Yes Mark, every workplace fatality is sad and unfortunate, but some are more sad and unfortunate than others. In fact, some are not “unfortunate” at all, but the direct result of bad decisions. And some of these are more tragic yet because they are deaths that have occurred for no purpose whatsoever.

Sure, it’s unfortunate when a tuna fisherman is swept overboard and dies, but at least he was involved in a job that provided food for the world and which had a reasonable expectation of success.

But the soldier who dies in the name of “fighting terror” in Iraq isn’t like a tuna fisherman swept out to sea. He’s more like someone who is told to row out into the Dead Sea in the middle of a raging storm in an inflatable dinghy and fish for Killer Whales: he’s being sent to the wrong place with the wrong equipment on the wrong mission in impossible conditions by people who clearly don’t know what they’re doing.

When that fisherman drowns, carrying out the absurd orders of imbeciles he’s obliged to follow, it’s not “unfortunate.” It’s a tragic and criminal waste, one that is far too horrific to be trivialized by a nimrod with 120 seconds to fill on his commentary segment.
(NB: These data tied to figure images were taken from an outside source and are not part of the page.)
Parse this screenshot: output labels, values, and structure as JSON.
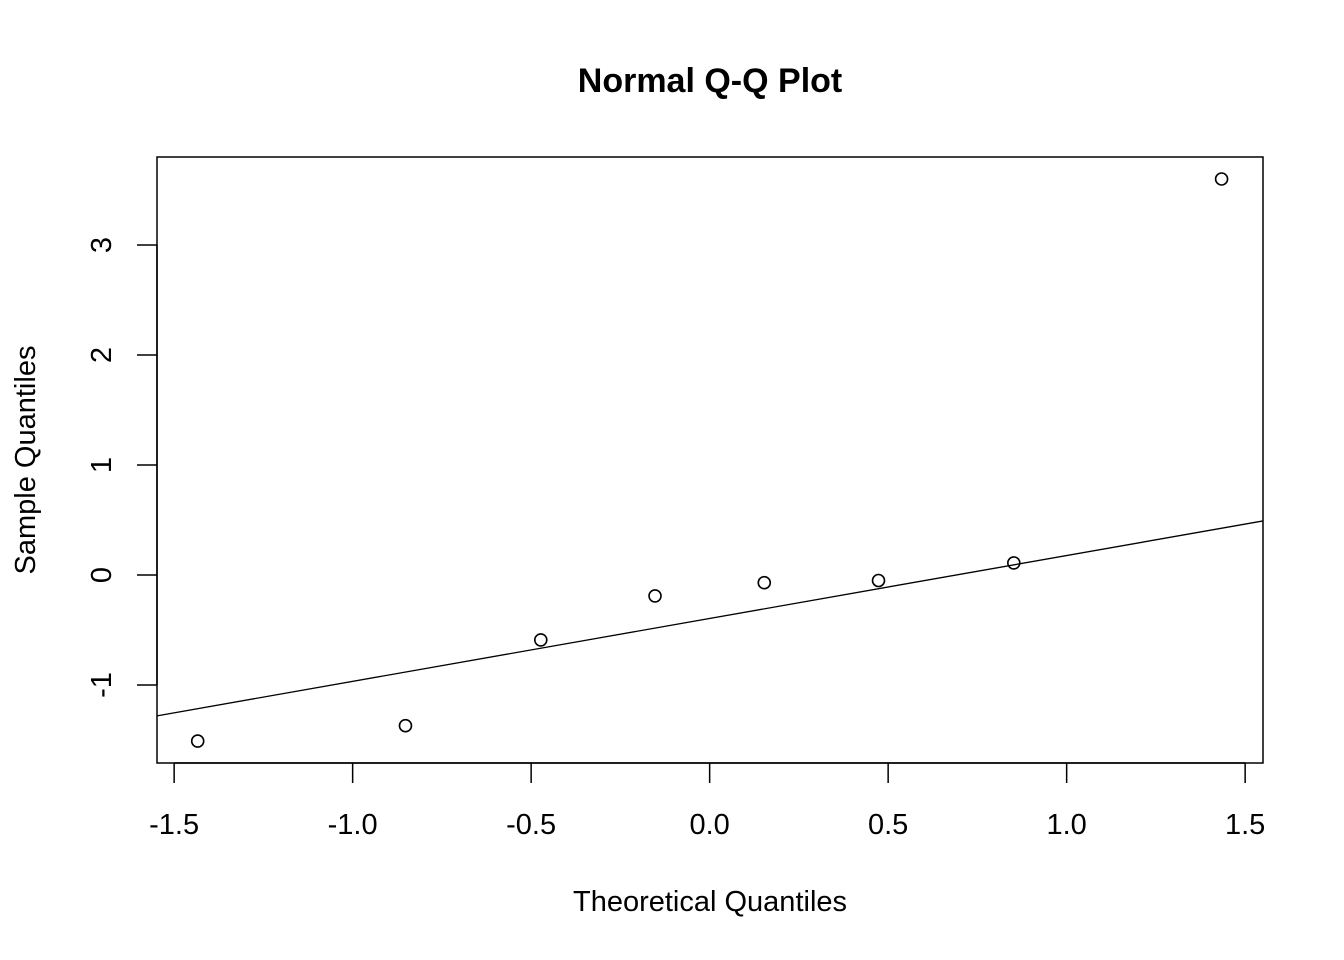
{
  "chart_data": {
    "type": "scatter",
    "title": "Normal Q-Q Plot",
    "xlabel": "Theoretical Quantiles",
    "ylabel": "Sample Quantiles",
    "xlim": [
      -1.548,
      1.55
    ],
    "ylim": [
      -1.709,
      3.8
    ],
    "x_ticks": [
      -1.5,
      -1.0,
      -0.5,
      0.0,
      0.5,
      1.0,
      1.5
    ],
    "x_tick_labels": [
      "-1.5",
      "-1.0",
      "-0.5",
      "0.0",
      "0.5",
      "1.0",
      "1.5"
    ],
    "y_ticks": [
      -1,
      0,
      1,
      2,
      3
    ],
    "y_tick_labels": [
      "-1",
      "0",
      "1",
      "2",
      "3"
    ],
    "grid": false,
    "points": [
      {
        "x": -1.434,
        "y": -1.51
      },
      {
        "x": -0.852,
        "y": -1.37
      },
      {
        "x": -0.473,
        "y": -0.59
      },
      {
        "x": -0.153,
        "y": -0.19
      },
      {
        "x": 0.153,
        "y": -0.07
      },
      {
        "x": 0.473,
        "y": -0.05
      },
      {
        "x": 0.852,
        "y": 0.11
      },
      {
        "x": 1.434,
        "y": 3.6
      }
    ],
    "reference_line": {
      "intercept": -0.395,
      "slope": 0.572
    },
    "colors": {
      "points": "#000000",
      "line": "#000000"
    }
  }
}
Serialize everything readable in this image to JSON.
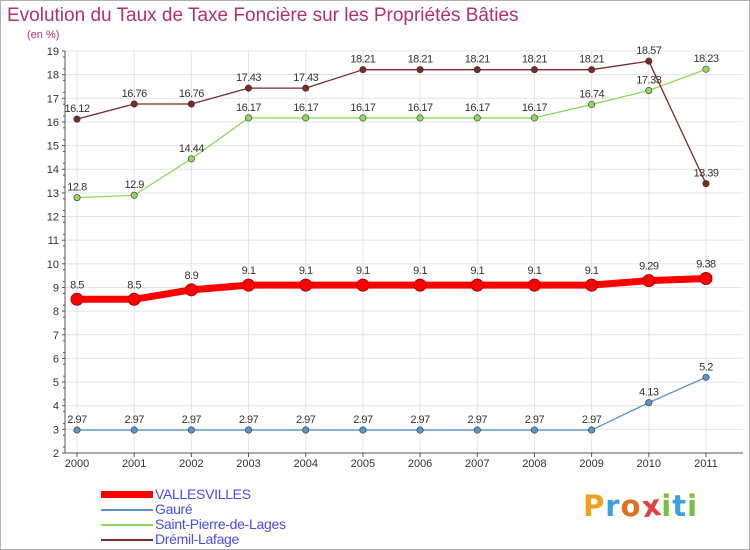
{
  "title": "Evolution du Taux de Taxe Foncière sur les Propriétés Bâties",
  "unit": "(en %)",
  "brand": {
    "letters": [
      "P",
      "r",
      "o",
      "x",
      "i",
      "t",
      "i"
    ],
    "colors": [
      "#f0a020",
      "#3aa0e0",
      "#e07020",
      "#e04040",
      "#7ac040",
      "#3aa0e0",
      "#7ac040"
    ]
  },
  "chart_data": {
    "type": "line",
    "title": "Evolution du Taux de Taxe Foncière sur les Propriétés Bâties",
    "ylabel": "(en %)",
    "xlabel": "",
    "x": [
      "2000",
      "2001",
      "2002",
      "2003",
      "2004",
      "2005",
      "2006",
      "2007",
      "2008",
      "2009",
      "2010",
      "2011"
    ],
    "ylim": [
      2,
      19
    ],
    "yticks": [
      2,
      3,
      4,
      5,
      6,
      7,
      8,
      9,
      10,
      11,
      12,
      13,
      14,
      15,
      16,
      17,
      18,
      19
    ],
    "grid": true,
    "legend_position": "bottom-left",
    "series": [
      {
        "name": "VALLESVILLES",
        "color": "#ff0000",
        "emphasis": true,
        "values": [
          8.5,
          8.5,
          8.9,
          9.1,
          9.1,
          9.1,
          9.1,
          9.1,
          9.1,
          9.1,
          9.29,
          9.38
        ],
        "labels": [
          "8.5",
          "8.5",
          "8.9",
          "9.1",
          "9.1",
          "9.1",
          "9.1",
          "9.1",
          "9.1",
          "9.1",
          "9.29",
          "9.38"
        ]
      },
      {
        "name": "Gauré",
        "color": "#5b94c8",
        "emphasis": false,
        "values": [
          2.97,
          2.97,
          2.97,
          2.97,
          2.97,
          2.97,
          2.97,
          2.97,
          2.97,
          2.97,
          4.13,
          5.2
        ],
        "labels": [
          "2.97",
          "2.97",
          "2.97",
          "2.97",
          "2.97",
          "2.97",
          "2.97",
          "2.97",
          "2.97",
          "2.97",
          "4.13",
          "5.2"
        ]
      },
      {
        "name": "Saint-Pierre-de-Lages",
        "color": "#8ed85a",
        "emphasis": false,
        "values": [
          12.8,
          12.9,
          14.44,
          16.17,
          16.17,
          16.17,
          16.17,
          16.17,
          16.17,
          16.74,
          17.33,
          18.23
        ],
        "labels": [
          "12.8",
          "12.9",
          "14.44",
          "16.17",
          "16.17",
          "16.17",
          "16.17",
          "16.17",
          "16.17",
          "16.74",
          "17.33",
          "18.23"
        ]
      },
      {
        "name": "Drémil-Lafage",
        "color": "#7a2a2a",
        "emphasis": false,
        "values": [
          16.12,
          16.76,
          16.76,
          17.43,
          17.43,
          18.21,
          18.21,
          18.21,
          18.21,
          18.21,
          18.57,
          13.39
        ],
        "labels": [
          "16.12",
          "16.76",
          "16.76",
          "17.43",
          "17.43",
          "18.21",
          "18.21",
          "18.21",
          "18.21",
          "18.21",
          "18.57",
          "13.39"
        ]
      }
    ]
  }
}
And that’s The Counterpoint.

Hyman Index: 3.23

3 Comments:

At 9:25 PM, Blogger Zeno said...

Chronic liars like Hyman are always willing to twist numerical data completely out of shape in trying to advance their political agendas. Melanie Morgan of KSFO did a similarly dishonest job of fudging the numbers when she said we are winning in Iraq because U.S. fatalities were falling every month. She published this claim when she knew it had to be untrue, truncating the month of August to make the number work temporarily.

They're shameless.

Details here.

 
At 11:04 AM, Anonymous Anonymous said...

Hyman hates the troops, hates the military, hates the U.S., hates common sense.
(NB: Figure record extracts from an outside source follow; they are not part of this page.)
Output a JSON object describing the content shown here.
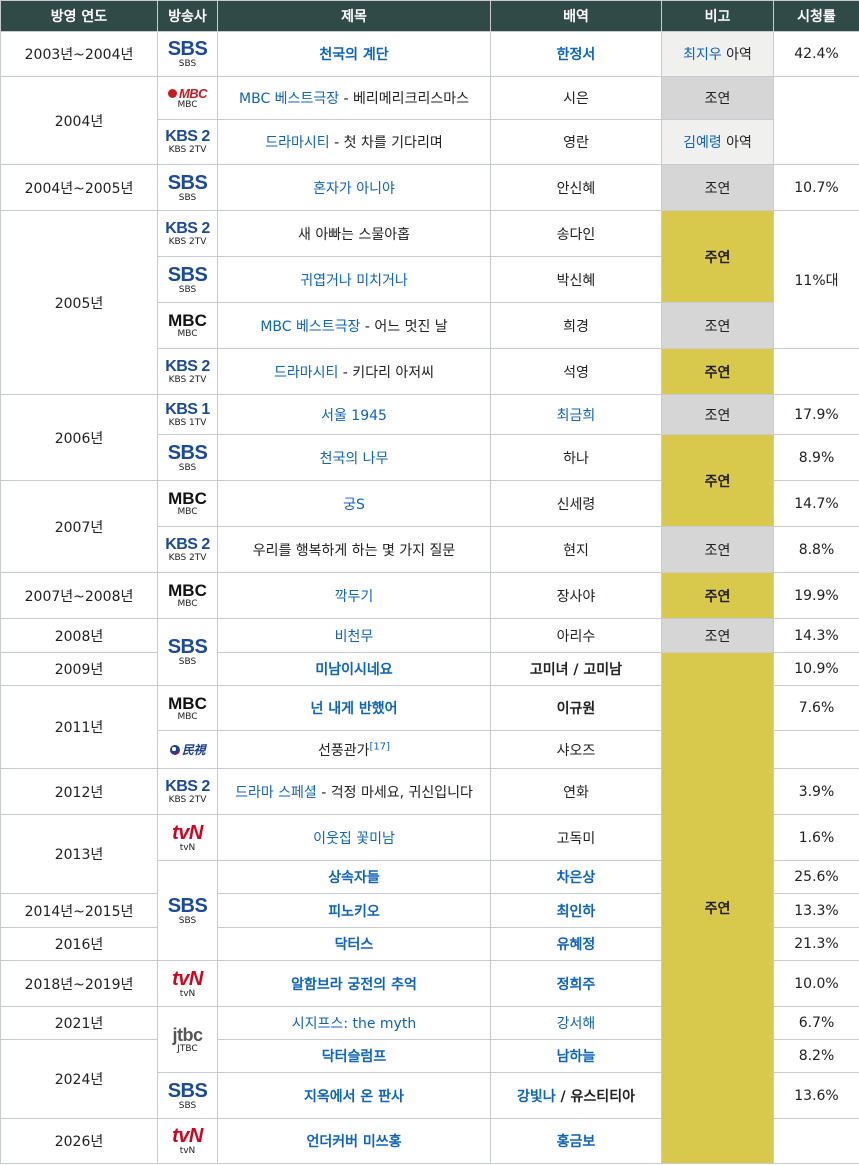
{
  "header": {
    "year": "방영 연도",
    "network": "방송사",
    "title": "제목",
    "role": "배역",
    "note": "비고",
    "rating": "시청률"
  },
  "colors": {
    "header_bg": "#2f4a47",
    "lead": "#d8c84c",
    "support": "#d6d6d6",
    "child": "#f0f0ee",
    "link": "#0b63c4"
  },
  "rows": [
    {
      "year": "2003년~2004년",
      "network": {
        "mark": "SBS",
        "cap": "SBS"
      },
      "title": "천국의 계단",
      "role": "한정서",
      "note_link": "최지우",
      "note_text": " 아역",
      "rating": "42.4%"
    },
    {
      "year": "2004년",
      "network": {
        "mark": "MBC",
        "cap": "MBC"
      },
      "title_link": "MBC 베스트극장",
      "title_rest": " - 베리메리크리스마스",
      "role": "시은",
      "note": "조연",
      "rating": ""
    },
    {
      "network": {
        "mark": "KBS 2",
        "cap": "KBS 2TV"
      },
      "title_link": "드라마시티",
      "title_rest": " - 첫 차를 기다리며",
      "role": "영란",
      "note_link": "김예령",
      "note_text": " 아역"
    },
    {
      "year": "2004년~2005년",
      "network": {
        "mark": "SBS",
        "cap": "SBS"
      },
      "title": "혼자가 아니야",
      "role": "안신혜",
      "note": "조연",
      "rating": "10.7%"
    },
    {
      "year": "2005년",
      "network": {
        "mark": "KBS 2",
        "cap": "KBS 2TV"
      },
      "title": "새 아빠는 스물아홉",
      "role": "송다인",
      "note": "주연"
    },
    {
      "network": {
        "mark": "SBS",
        "cap": "SBS"
      },
      "title": "귀엽거나 미치거나",
      "role": "박신혜",
      "rating": "11%대"
    },
    {
      "network": {
        "mark": "MBC",
        "cap": "MBC"
      },
      "title_link": "MBC 베스트극장",
      "title_rest": " - 어느 멋진 날",
      "role": "희경",
      "note": "조연"
    },
    {
      "network": {
        "mark": "KBS 2",
        "cap": "KBS 2TV"
      },
      "title_link": "드라마시티",
      "title_rest": " - 키다리 아저씨",
      "role": "석영",
      "note": "주연"
    },
    {
      "year": "2006년",
      "network": {
        "mark": "KBS 1",
        "cap": "KBS 1TV"
      },
      "title": "서울 1945",
      "role": "최금희",
      "note": "조연",
      "rating": "17.9%"
    },
    {
      "network": {
        "mark": "SBS",
        "cap": "SBS"
      },
      "title": "천국의 나무",
      "role": "하나",
      "note": "주연",
      "rating": "8.9%"
    },
    {
      "year": "2007년",
      "network": {
        "mark": "MBC",
        "cap": "MBC"
      },
      "title": "궁S",
      "role": "신세령",
      "rating": "14.7%"
    },
    {
      "network": {
        "mark": "KBS 2",
        "cap": "KBS 2TV"
      },
      "title": "우리를 행복하게 하는 몇 가지 질문",
      "role": "현지",
      "note": "조연",
      "rating": "8.8%"
    },
    {
      "year": "2007년~2008년",
      "network": {
        "mark": "MBC",
        "cap": "MBC"
      },
      "title": "깍두기",
      "role": "장사야",
      "note": "주연",
      "rating": "19.9%"
    },
    {
      "year": "2008년",
      "network": {
        "mark": "SBS",
        "cap": "SBS"
      },
      "title": "비천무",
      "role": "아리수",
      "note": "조연",
      "rating": "14.3%"
    },
    {
      "year": "2009년",
      "title": "미남이시네요",
      "role": "고미녀 / 고미남",
      "note": "주연",
      "rating": "10.9%"
    },
    {
      "year": "2011년",
      "network": {
        "mark": "MBC",
        "cap": "MBC"
      },
      "title": "넌 내게 반했어",
      "role": "이규원",
      "rating": "7.6%"
    },
    {
      "network": {
        "mark": "民視",
        "cap": ""
      },
      "title_plain": "선풍관가",
      "title_ref": "[17]",
      "role": "샤오즈"
    },
    {
      "year": "2012년",
      "network": {
        "mark": "KBS 2",
        "cap": "KBS 2TV"
      },
      "title_link": "드라마 스페셜",
      "title_rest": " - 걱정 마세요, 귀신입니다",
      "role": "연화",
      "rating": "3.9%"
    },
    {
      "year": "2013년",
      "network": {
        "mark": "tvN",
        "cap": "tvN"
      },
      "title": "이웃집 꽃미남",
      "role": "고독미",
      "rating": "1.6%"
    },
    {
      "network": {
        "mark": "SBS",
        "cap": "SBS"
      },
      "title": "상속자들",
      "role": "차은상",
      "rating": "25.6%"
    },
    {
      "year": "2014년~2015년",
      "title": "피노키오",
      "role": "최인하",
      "rating": "13.3%"
    },
    {
      "year": "2016년",
      "title": "닥터스",
      "role": "유혜정",
      "rating": "21.3%"
    },
    {
      "year": "2018년~2019년",
      "network": {
        "mark": "tvN",
        "cap": "tvN"
      },
      "title": "알함브라 궁전의 추억",
      "role": "정희주",
      "rating": "10.0%"
    },
    {
      "year": "2021년",
      "network": {
        "mark": "jtbc",
        "cap": "JTBC"
      },
      "title": "시지프스: the myth",
      "role": "강서해",
      "rating": "6.7%"
    },
    {
      "year": "2024년",
      "title": "닥터슬럼프",
      "role": "남하늘",
      "rating": "8.2%"
    },
    {
      "network": {
        "mark": "SBS",
        "cap": "SBS"
      },
      "title": "지옥에서 온 판사",
      "role_link": "강빛나",
      "role_rest": " / 유스티티아",
      "rating": "13.6%"
    },
    {
      "year": "2026년",
      "network": {
        "mark": "tvN",
        "cap": "tvN"
      },
      "title": "언더커버 미쓰홍",
      "role": "홍금보",
      "rating": ""
    }
  ]
}
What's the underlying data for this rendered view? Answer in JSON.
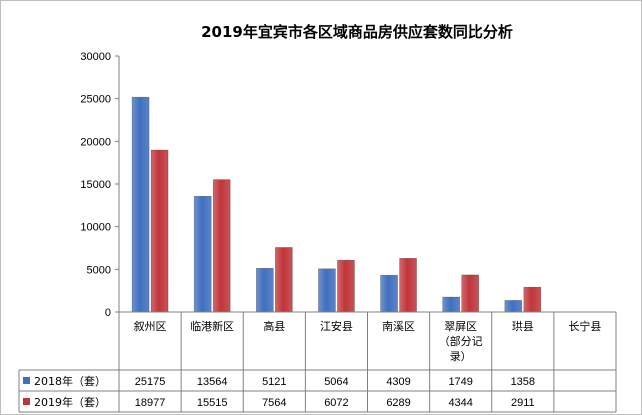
{
  "chart_data": {
    "type": "bar",
    "title": "2019年宜宾市各区域商品房供应套数同比分析",
    "categories": [
      "叙州区",
      "临港新区",
      "高县",
      "江安县",
      "南溪区",
      "翠屏区（部分记录）",
      "珙县",
      "长宁县"
    ],
    "category_lines": [
      [
        "叙州区"
      ],
      [
        "临港新区"
      ],
      [
        "高县"
      ],
      [
        "江安县"
      ],
      [
        "南溪区"
      ],
      [
        "翠屏区",
        "（部分记",
        "录）"
      ],
      [
        "珙县"
      ],
      [
        "长宁县"
      ]
    ],
    "series": [
      {
        "name": "2018年（套）",
        "color": "#3f6fbe",
        "values": [
          25175,
          13564,
          5121,
          5064,
          4309,
          1749,
          1358,
          null
        ],
        "labels": [
          "25175",
          "13564",
          "5121",
          "5064",
          "4309",
          "1749",
          "1358",
          ""
        ]
      },
      {
        "name": "2019年（套）",
        "color": "#c0353a",
        "values": [
          18977,
          15515,
          7564,
          6072,
          6289,
          4344,
          2911,
          null
        ],
        "labels": [
          "18977",
          "15515",
          "7564",
          "6072",
          "6289",
          "4344",
          "2911",
          ""
        ]
      }
    ],
    "ylim": [
      0,
      30000
    ],
    "yticks": [
      0,
      5000,
      10000,
      15000,
      20000,
      25000,
      30000
    ],
    "ytick_labels": [
      "0",
      "5000",
      "10000",
      "15000",
      "20000",
      "25000",
      "30000"
    ],
    "grid": false,
    "legend": "data-table-left",
    "xlabel": "",
    "ylabel": ""
  }
}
Because he cannot acknowledge the great risk and harm that attends those serving in the military, he cannot, or refuses to, acknowledge their service to American. What an *******.

Ted, I applaud your use of the word "putz" to describe him. But you are much too generous.

Hyman is simply reprehensible.

 
At 11:11 AM, Anonymous Anonymous said...

Ted,

I nominate this effort by hyman as one of his all-time worst.

Can we fashion some kind of nazi/totalitarian statue and send it to him?

He is awful.

I wish veterans groups would get on his ***.